The motivation behind this is to make more "universal" callback functions (the callback mafia is here again). Right now defining a callback function needs to be tailored for each model. However having a to_named_tuple (which would be optional to implement), would allow to build many more generic functions built upon AbstractMCMC.

So I am pretty sure I am missing out why this is not making sense or that I am missing the bigger picture and I would be happy to hear why I am terribly wrong about this :)

PS: The NamedTuple is just a proposition, my proposal is more about having a convention about the output.

devmotion commented 3 years ago

IMO AbstractMCMC should not make assumptions on or enforce any specific structure of the outputs. One of the design principles is that the interface and the default implementations should work regardless if your algorithm works best with Arrays, NamedTuples, StructArrays, etc. So I think we want to avoid any restrictions or conventions on the type of the samples and states.

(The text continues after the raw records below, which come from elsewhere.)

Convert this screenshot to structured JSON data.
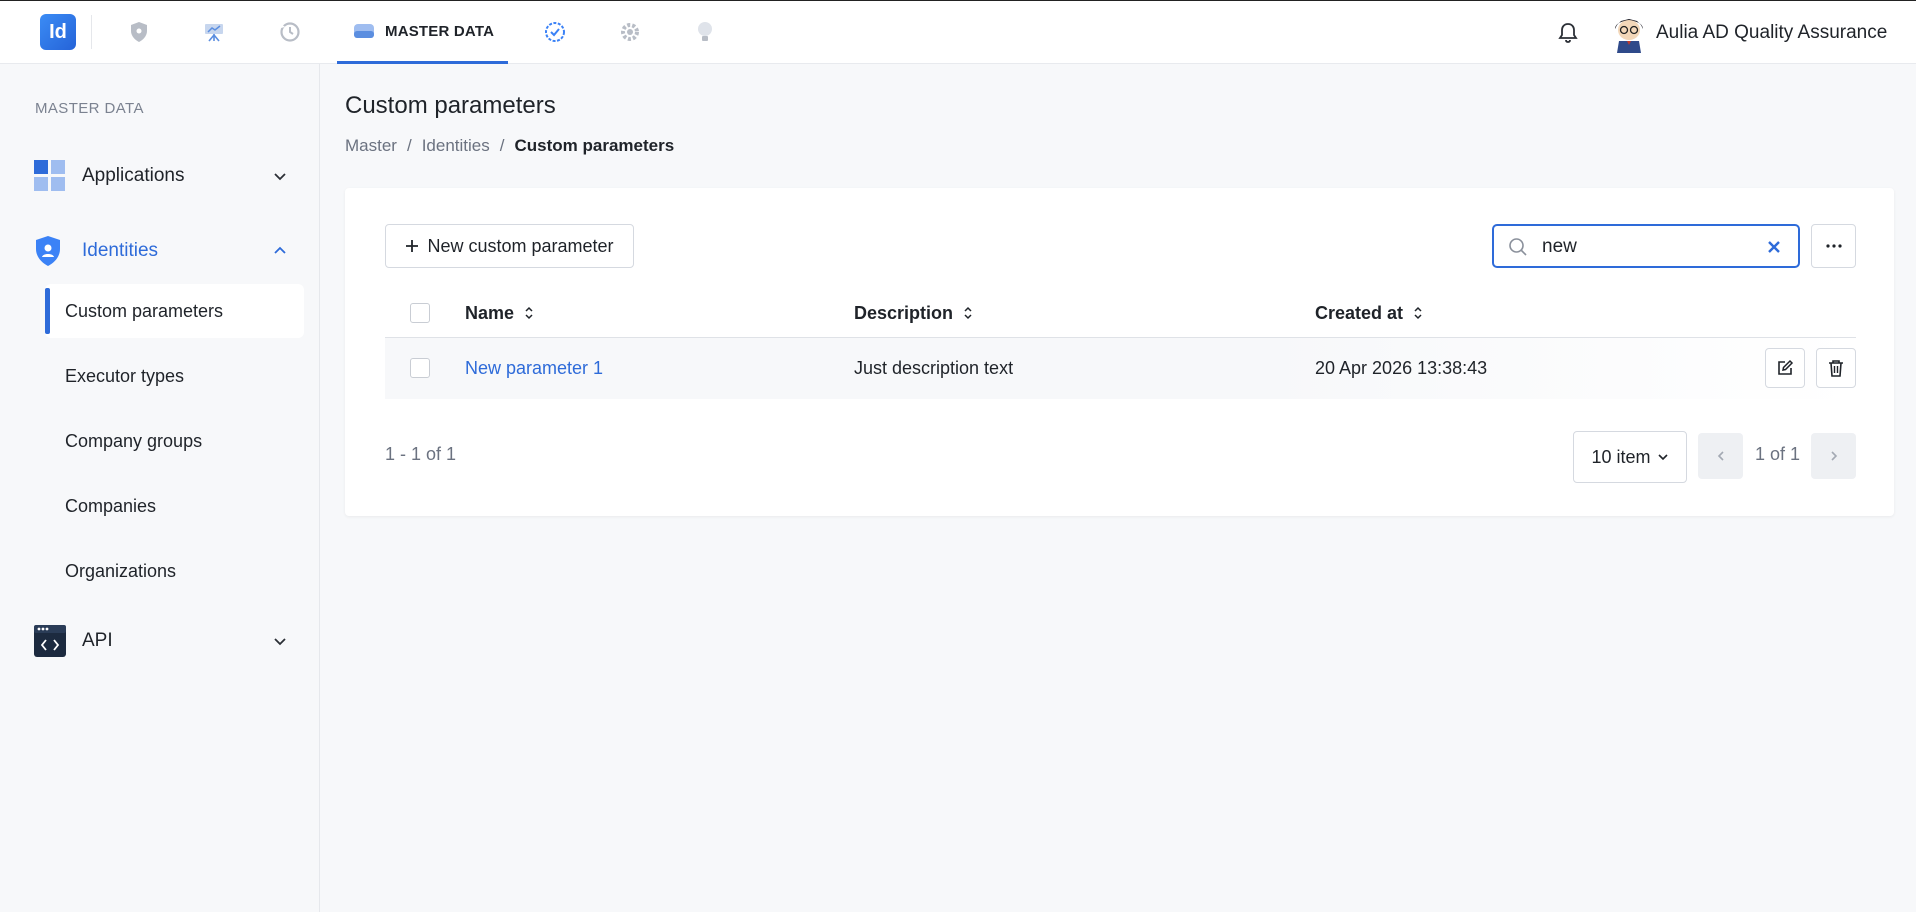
{
  "topbar": {
    "logo_text": "Id",
    "nav_icons": [
      "shield-icon",
      "presentation-icon",
      "history-icon",
      "database-icon",
      "badge-check-icon",
      "gear-icon",
      "lightbulb-icon"
    ],
    "active_tab_label": "MASTER DATA",
    "user_name": "Aulia AD Quality Assurance"
  },
  "sidebar": {
    "heading": "MASTER DATA",
    "groups": [
      {
        "label": "Applications",
        "icon": "grid-icon",
        "expanded": false
      },
      {
        "label": "Identities",
        "icon": "shield-user-icon",
        "expanded": true
      },
      {
        "label": "API",
        "icon": "code-window-icon",
        "expanded": false
      }
    ],
    "identities_items": [
      {
        "label": "Custom parameters",
        "selected": true
      },
      {
        "label": "Executor types",
        "selected": false
      },
      {
        "label": "Company groups",
        "selected": false
      },
      {
        "label": "Companies",
        "selected": false
      },
      {
        "label": "Organizations",
        "selected": false
      }
    ]
  },
  "main": {
    "title": "Custom parameters",
    "breadcrumb": [
      "Master",
      "/",
      "Identities",
      "/",
      "Custom parameters"
    ],
    "new_button_label": "New custom parameter",
    "search": {
      "value": "new",
      "placeholder": "Search"
    },
    "columns": [
      "Name",
      "Description",
      "Created at"
    ],
    "rows": [
      {
        "name": "New parameter 1",
        "description": "Just description text",
        "created_at": "20 Apr 2026 13:38:43"
      }
    ],
    "count_text": "1 - 1 of 1",
    "page_size_label": "10 item",
    "page_label": "1 of 1"
  },
  "colors": {
    "accent": "#2e6bd9",
    "text": "#1f2329",
    "muted": "#6b7280",
    "background": "#f7f8fa"
  }
}
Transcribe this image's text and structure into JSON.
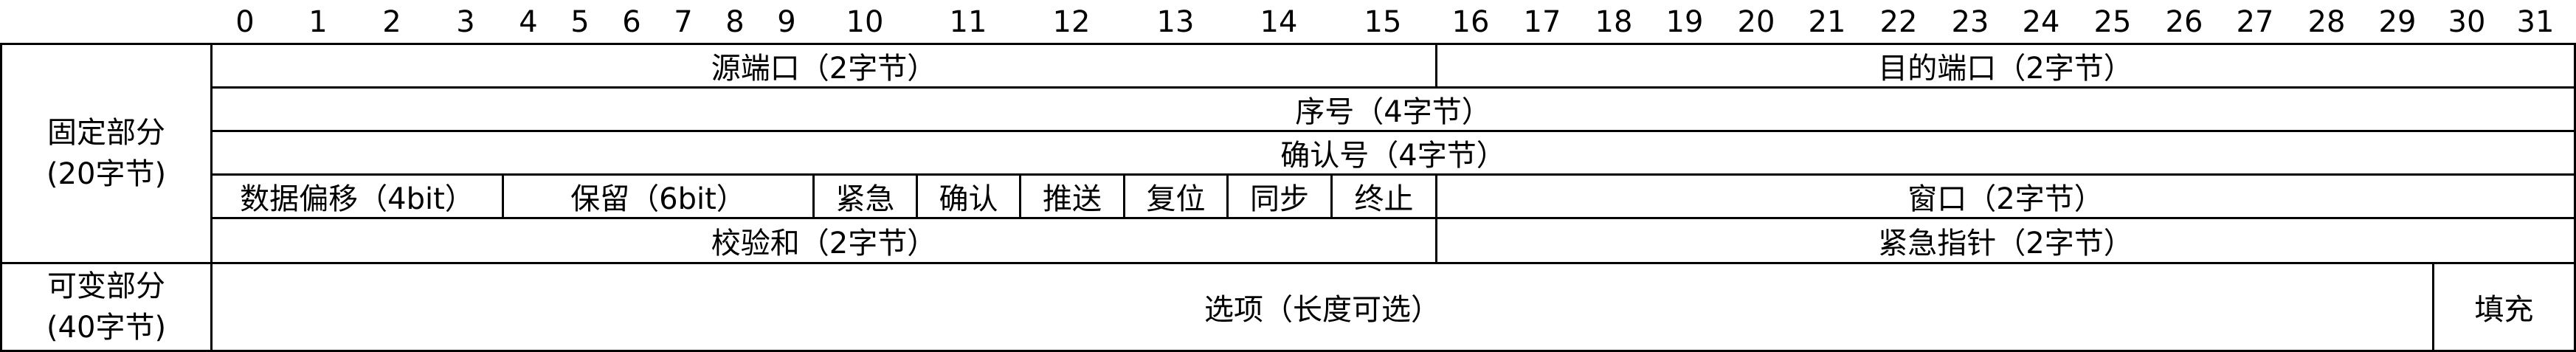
{
  "bit_numbers": [
    "0",
    "1",
    "2",
    "3",
    "4",
    "5",
    "6",
    "7",
    "8",
    "9",
    "10",
    "11",
    "12",
    "13",
    "14",
    "15",
    "16",
    "17",
    "18",
    "19",
    "20",
    "21",
    "22",
    "23",
    "24",
    "25",
    "26",
    "27",
    "28",
    "29",
    "30",
    "31"
  ],
  "fixed_part": {
    "line1": "固定部分",
    "line2": "(20字节)"
  },
  "variable_part": {
    "line1": "可变部分",
    "line2": "(40字节)"
  },
  "fields": {
    "source_port": "源端口（2字节）",
    "dest_port": "目的端口（2字节）",
    "seq": "序号（4字节）",
    "ack_num": "确认号（4字节）",
    "data_offset": "数据偏移（4bit）",
    "reserved": "保留（6bit）",
    "urg": "紧急",
    "ack": "确认",
    "psh": "推送",
    "rst": "复位",
    "syn": "同步",
    "fin": "终止",
    "window": "窗口（2字节）",
    "checksum": "校验和（2字节）",
    "urgent_ptr": "紧急指针（2字节）",
    "options": "选项（长度可选）",
    "padding": "填充"
  }
}
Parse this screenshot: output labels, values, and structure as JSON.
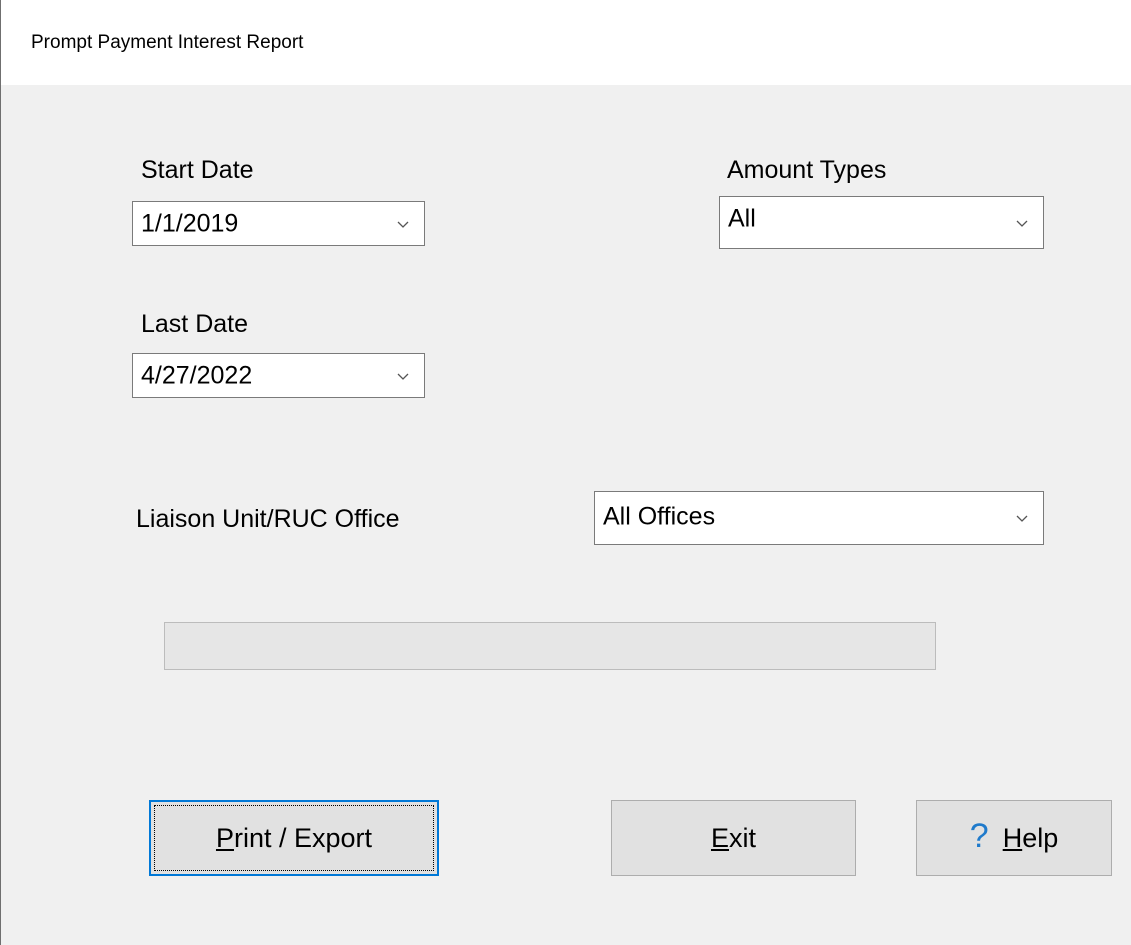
{
  "window": {
    "title": "Prompt Payment Interest Report"
  },
  "form": {
    "start_date": {
      "label": "Start Date",
      "value": "1/1/2019"
    },
    "last_date": {
      "label": "Last Date",
      "value": "4/27/2022"
    },
    "amount_types": {
      "label": "Amount Types",
      "value": "All"
    },
    "office": {
      "label": "Liaison Unit/RUC Office",
      "value": "All Offices"
    },
    "progress": {
      "percent": 0
    }
  },
  "buttons": {
    "print_export": {
      "mnemonic": "P",
      "rest": "rint / Export"
    },
    "exit": {
      "mnemonic": "E",
      "rest": "xit"
    },
    "help": {
      "icon": "question-mark-icon",
      "glyph": "?",
      "mnemonic": "H",
      "rest": "elp"
    }
  },
  "colors": {
    "window_bg": "#f0f0f0",
    "button_bg": "#e1e1e1",
    "focus_border": "#0078d7",
    "help_icon": "#1f7acb"
  }
}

However, I think it would be useful to have (optional?) conventions on how the samples should behave. I am not sure though if a separate interface is needed or if developers could e.g. just use the well-established Tables.jl interface. IIRC some implementations in Turing and DynamicPPL assume that Base.keys and Base.values are implemented but of course the Tables.jl interface would be more advanced (and provides default implementations for converting to arrays of NamedTuples).

In general, if you implement a callback, it seems you could just enforce that the samples implement the Tables.jl interface and throw an error otherwise?

theogf commented 3 years ago

I am sorry I also meant that this would be optional, in the sense that you don't have to implement it but a whole new world comes to you if you do!

Using a convention would be great but having the guarantee that this convention is followed if a function exists is even better :)

I don't think Tables.jl is the right tool here cause I am really speaking about 1 sample here!

devmotion commented 3 years ago

One sample would just correspond to a single row of a table. Of course, one could just rely on keys and values for a single sample but AFAICT the Tables.jl interface provides even more structure (BTW in their documentation it is even stated that "This allows the custom row type to behave as close as possible to a builtin NamedTuple object." :wink:).

theogf commented 3 years ago

I hereby withdraw my objection!

cpfiffer commented 3 years ago

I'm 100% in favor, as long as the interface to do so is sufficiently general and unrestrictive.